I know it's hard. I know it isn't fair. In time you'll have it all sorted out, and there just isn't any way to make time fly by any faster to get there. All you can do at this point is to make sure you're doing everything according to your doctor's instructions, so that you can minimize the amount of time needed to get there.

Many of us have been through what you're going through now-- just trying to come to terms with our respective illnesses and figure and what works and what doesn't in terms of managing the symptoms. Trust me-- if you do what you need to do in cooperation with a good doctor, you'll soon be quite the little expert on your illness, how it affects you, and exactly how to keep yourself functioning at your best. Hang in there. :friends:
 

OnMeds

Member
Thanks for all the help everyone!

I'd like to make a request:

Can someone please delete this account and ban my IP address? Thank you.


Kind regards,
Peter
 

OnMeds

Member
The simple answer is "because I'm too crazy."

It's impossible to explain. Plus, it's becoming impossible for me to communicate (period!) over the Internet. I feel like this thread was a waste of time.
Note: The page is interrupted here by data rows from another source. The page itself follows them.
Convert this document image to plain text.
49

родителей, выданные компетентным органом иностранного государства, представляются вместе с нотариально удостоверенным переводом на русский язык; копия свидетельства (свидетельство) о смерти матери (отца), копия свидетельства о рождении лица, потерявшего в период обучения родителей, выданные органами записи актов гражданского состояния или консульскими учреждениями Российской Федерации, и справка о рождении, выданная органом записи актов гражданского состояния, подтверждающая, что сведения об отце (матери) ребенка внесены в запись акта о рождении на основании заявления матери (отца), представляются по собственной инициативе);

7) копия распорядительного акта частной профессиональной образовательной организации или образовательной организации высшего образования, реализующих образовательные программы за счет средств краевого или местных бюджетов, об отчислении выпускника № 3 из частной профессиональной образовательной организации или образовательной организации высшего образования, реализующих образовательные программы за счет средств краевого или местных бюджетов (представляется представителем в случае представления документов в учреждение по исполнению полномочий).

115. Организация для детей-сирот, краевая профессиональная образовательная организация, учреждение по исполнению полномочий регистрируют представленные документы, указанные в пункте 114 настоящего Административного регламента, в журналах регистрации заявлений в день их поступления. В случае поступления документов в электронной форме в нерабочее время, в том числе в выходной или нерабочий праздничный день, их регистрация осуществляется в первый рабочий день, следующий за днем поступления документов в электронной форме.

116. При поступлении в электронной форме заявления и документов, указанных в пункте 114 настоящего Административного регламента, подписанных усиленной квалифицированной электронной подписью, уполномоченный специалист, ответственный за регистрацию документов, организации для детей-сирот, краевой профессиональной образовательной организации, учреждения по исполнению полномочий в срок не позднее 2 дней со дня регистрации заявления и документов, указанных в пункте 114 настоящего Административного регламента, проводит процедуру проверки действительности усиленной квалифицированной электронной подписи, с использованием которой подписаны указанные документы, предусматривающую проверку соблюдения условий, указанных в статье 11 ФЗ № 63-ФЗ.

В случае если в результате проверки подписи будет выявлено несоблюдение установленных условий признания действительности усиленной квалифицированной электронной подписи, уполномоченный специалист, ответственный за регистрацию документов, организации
Nothing has resolved itself and I still don't know what to do... Besides... Leave. Leaving seems like the right thing to do.

I wish I could have made this work. This is also why group therapy won't work for me. No, I haven't gone to group therapy, but it's not hard to imagine what it would be like. It would be a disaster!

If you don't know or if you haven't experienced what I'm experiencing, then it's impossible for me to explain it. Any attempts at an explanation would lead to confusion or misunderstanding, so why bother? It doesn't help me to try and explain it. It may do the opposite. It may lead to new problems.

I'm creating my own problems by thinking about what my problems are. Crazy, huh? Well, it makes sense to me.

I associate this place with my problems now, so in order for me to get better... I'm going to have to leave.

Does any of that make sense? I don't know anymore.